Murray was found guilty of armed robbery and for being an accomplice to the death of Mr Berriman. He was sentenced to death. A subsequent appeal to the High Court was dismissed. Squizzy Taylor's charges were ultimately dropped in relation to this matter. Richard Buckley was not arrested and charged with the murder of Thomas Berriman until 1930, for which he was found guilty and sentenced to death, however the sentence was commuted to life in prison. In 1946, 83-year-old Buckley was released from prison on compassionate grounds—he was dying and his family did not wish him to die in prison.

== Execution ==
Angus Murray's death sentence was unpopular, especially amongst working people, along with political and religious groups. It had been 60 years since an accomplice to murder had been executed in Victoria and it was thought that the identification of Murray as one of the armed robbers was flawed. Several thousand people attended a meeting about Murray's death sentence in Melbourne. Later a petition of 70,000 signatures was presented at State Government House and around 10,000 people attended a protest about the sentence.

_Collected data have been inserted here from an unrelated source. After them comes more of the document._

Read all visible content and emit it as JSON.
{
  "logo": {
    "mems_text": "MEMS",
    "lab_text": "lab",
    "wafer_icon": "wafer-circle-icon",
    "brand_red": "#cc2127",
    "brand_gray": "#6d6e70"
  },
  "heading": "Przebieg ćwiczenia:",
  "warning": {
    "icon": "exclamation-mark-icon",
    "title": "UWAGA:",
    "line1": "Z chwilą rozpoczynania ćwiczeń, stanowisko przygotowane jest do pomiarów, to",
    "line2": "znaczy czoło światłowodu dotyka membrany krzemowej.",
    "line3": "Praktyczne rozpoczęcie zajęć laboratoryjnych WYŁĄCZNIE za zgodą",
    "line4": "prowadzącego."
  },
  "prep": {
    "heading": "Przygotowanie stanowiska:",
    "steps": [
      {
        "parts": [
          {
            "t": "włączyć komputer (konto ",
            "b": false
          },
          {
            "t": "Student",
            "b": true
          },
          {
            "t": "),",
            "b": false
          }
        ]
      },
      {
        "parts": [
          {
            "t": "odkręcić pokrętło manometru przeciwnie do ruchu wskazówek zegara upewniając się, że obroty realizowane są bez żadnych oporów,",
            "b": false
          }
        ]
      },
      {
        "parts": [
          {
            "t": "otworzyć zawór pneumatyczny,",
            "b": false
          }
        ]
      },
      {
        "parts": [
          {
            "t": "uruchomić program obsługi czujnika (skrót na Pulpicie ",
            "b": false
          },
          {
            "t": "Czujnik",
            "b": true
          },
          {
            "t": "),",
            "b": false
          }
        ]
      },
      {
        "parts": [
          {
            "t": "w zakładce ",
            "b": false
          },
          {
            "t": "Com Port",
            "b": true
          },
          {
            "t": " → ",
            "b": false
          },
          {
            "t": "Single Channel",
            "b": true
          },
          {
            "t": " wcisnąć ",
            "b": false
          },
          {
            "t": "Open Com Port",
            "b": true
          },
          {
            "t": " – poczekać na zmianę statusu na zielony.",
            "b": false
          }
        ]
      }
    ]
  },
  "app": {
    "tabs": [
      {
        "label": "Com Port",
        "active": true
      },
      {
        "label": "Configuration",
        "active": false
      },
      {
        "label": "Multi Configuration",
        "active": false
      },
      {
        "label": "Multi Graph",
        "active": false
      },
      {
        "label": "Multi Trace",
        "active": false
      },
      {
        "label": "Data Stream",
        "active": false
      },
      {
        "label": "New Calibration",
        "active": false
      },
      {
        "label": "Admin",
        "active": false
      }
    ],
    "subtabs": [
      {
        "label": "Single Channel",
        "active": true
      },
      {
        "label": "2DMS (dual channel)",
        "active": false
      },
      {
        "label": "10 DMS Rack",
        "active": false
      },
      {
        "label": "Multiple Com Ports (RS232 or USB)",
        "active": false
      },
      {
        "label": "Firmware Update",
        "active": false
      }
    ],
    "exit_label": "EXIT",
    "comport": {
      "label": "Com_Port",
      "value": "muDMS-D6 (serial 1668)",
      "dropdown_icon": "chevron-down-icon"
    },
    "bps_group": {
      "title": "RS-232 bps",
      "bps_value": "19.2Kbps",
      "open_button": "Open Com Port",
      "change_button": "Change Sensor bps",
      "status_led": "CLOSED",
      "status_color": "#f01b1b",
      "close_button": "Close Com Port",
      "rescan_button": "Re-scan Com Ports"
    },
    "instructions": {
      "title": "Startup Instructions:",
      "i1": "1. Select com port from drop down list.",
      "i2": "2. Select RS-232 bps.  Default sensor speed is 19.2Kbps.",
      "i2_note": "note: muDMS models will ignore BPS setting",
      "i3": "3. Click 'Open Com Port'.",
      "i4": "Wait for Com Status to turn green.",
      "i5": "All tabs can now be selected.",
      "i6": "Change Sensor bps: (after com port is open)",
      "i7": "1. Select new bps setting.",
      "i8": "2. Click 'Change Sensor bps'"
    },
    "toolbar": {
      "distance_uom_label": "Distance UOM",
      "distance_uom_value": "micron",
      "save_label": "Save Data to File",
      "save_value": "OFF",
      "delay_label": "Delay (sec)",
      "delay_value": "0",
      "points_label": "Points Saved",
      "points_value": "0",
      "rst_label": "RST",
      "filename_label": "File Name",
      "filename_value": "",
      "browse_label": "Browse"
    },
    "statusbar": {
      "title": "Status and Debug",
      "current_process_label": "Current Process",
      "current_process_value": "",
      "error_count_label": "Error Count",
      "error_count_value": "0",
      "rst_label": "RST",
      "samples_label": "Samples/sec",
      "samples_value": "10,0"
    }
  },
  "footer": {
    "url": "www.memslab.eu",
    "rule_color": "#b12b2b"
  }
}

In spite of the protests and petition, Angus Murray was hanged at Melbourne Gaol on 14 April 1924. Prior to his execution he made a statement: "Never in my life have I at any time done anything to justify the extreme penalty passed upon me. I try to forgive all those who acted against me, and I hope that any whom I have injured will try to forgive me."

Angus Murray was buried in the grounds of Melbourne Gaol, before his remains were moved in 1937 to Pentridge Gaol. Murray was the last person to be executed at the Gaol.

== Legacy ==
Angus Murray is now best known for his association with Melbourne gangster Squizzy Taylor. He was portrayed in the 1982 Australian movie Squizzy Taylor by Peter Hosking. In the 2013 Australian television series Underbelly: Squizzy he was played by Andrew Ryan. His life, escape from Geelong prison, and execution has also been covered by at least one podcast.